Charlotte traz ainda muito visíveis as marcas de uma separação recentíssima.
E Willow, a mais velha das filhas, como boa aborrescente, se aborrece naquela pequenina cidade onde pouca coisa acontece; sente falta da agitação, das amigas de Manhattan. E sente falta do pai, mais ainda do que as duas irmãs mais novas. Gostaria, na verdade, de viver com ele no umbigo do mundo, e não com a mãe naquele lugarejo acanhado – mas as indicações são de que o marido não teria nenhum interesse em ficar com uma das filhas.
À noite, Charlotte O’Neill senta-se ao piano de sua casa e toca músicas que aprendeu quando criança, naquela mesma casa que pertenceu à sua mãe e, antes dela, à mãe de sua mãe. Toca a Patética, de Beethoven – e, na casa ao lado, o urso bêbado Monte Wildhorn ouve, embevecido.
Um diretor que sabe o que faz, tanto na comédia como no drama
A historinha previsível se torna encantadora pelas atuações de todos os atores, pelo roteiro preciso e pelos diálogos inteligentes criados por Guy Thomas, pelos personagens interessantes, simpáticos, e pelo firme domínio do metier pelo veterano Rob Reiner.
Rob Reiner é um realizador de mão cheia de comédias sensíveis, inteligentes, como Harry e Sally – Feitos um para o Outro (1989), Meu Querido Presidente (1995), Dizem por Aí… (2005). Um de seus primeiros filmes como diretor (ele é também roteirista, ator e produtor) foi Conta Comigo/Stand By Me (1986), aquela maravilha, um dos melhores filmes sobre a passagem da infância para a adolescência já feitos pelo cinema americano.
Rob Reiner também mete a mão em temas sérios, pesados, densos, como o racismo – em Fantasmas do Passado/Ghosts of Mississippi (1996) – e no militarismo que leva a crimes hediondos – em Questão de Honra/A Few Good Men (1992).
Fez aqui um drama suave, com muitos toques de bom humor, um belo retrato de relações humanas.
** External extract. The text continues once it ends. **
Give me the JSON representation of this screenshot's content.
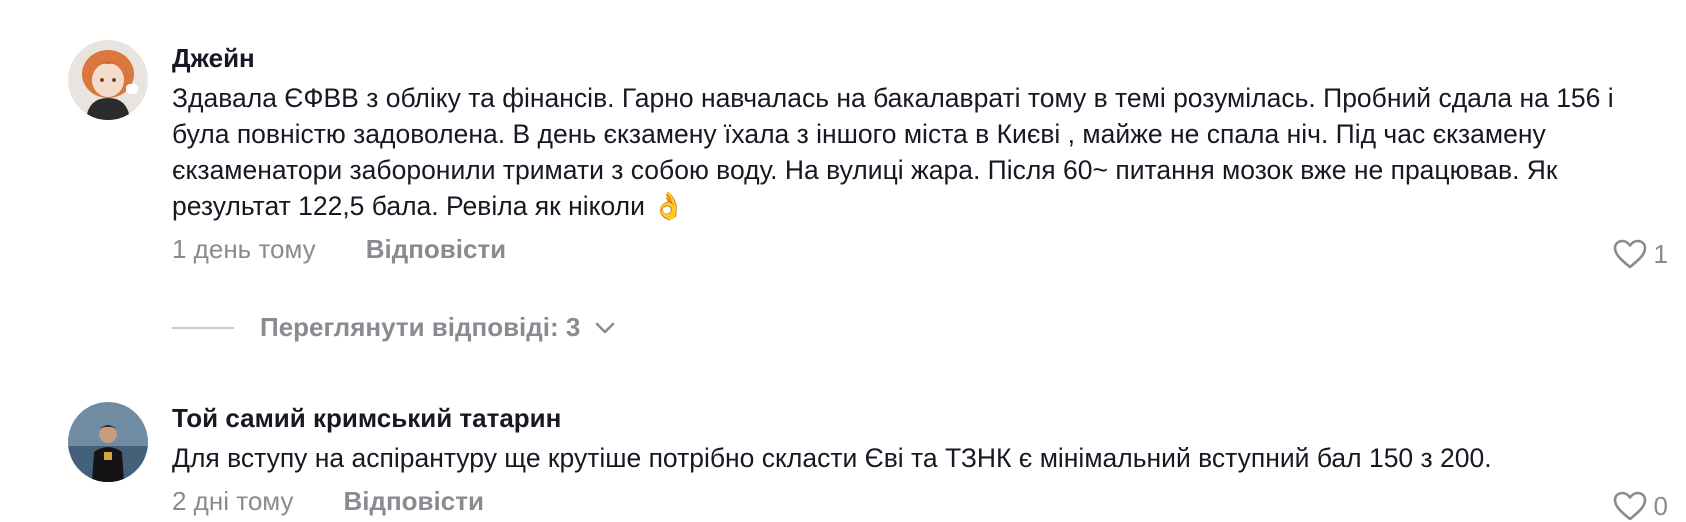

Um filme em tudo previsível – e bom, muito bom.
Anotação em janeiro de 2013
O Reencontro/The Magic of Belle Isle
De Rob Reiner, EUA, 2012
Com Morgan Freeman (Monte Wildhorn), Virginia Madsen (Charlotte O’Neil), Emma Fuhrmann (Finnegan O’Neil),
e Madeline Carroll (Willow O’Neil), Nicolette Pierini (Flora O’Neil), Kenan Thompson (Henry), Ash Christian (Carl Loop), Jessica Hecht (Karen Loop), Debargo Sanyal (Mahmoud), Fred Willard (Al Kaiser), Kevin Pollak (Joe Viola), Boyd Holbrook (Luke Ford)
Argumento e roteiro Guy Thomas
Fotografia Reed Morano
Música Marc Shaiman
Montagem Dorian Harris
Produção Castle Rock, Revelations Entertainment, Magnolia Pictures. DVD Imagem Filmes.
Cor, 109 min
***
Amei!!!!!!!!!!
gostaria de saber o nome da musica que é tocado no piano
Um filme surpreendente, humano e sensível. Vale à pena ver… e rever.
A música tocada ao piano é o Adagio Cantabile (2° Movimento) da Sonata nr. 8 (Patética) de Beethoven. Lindíssima!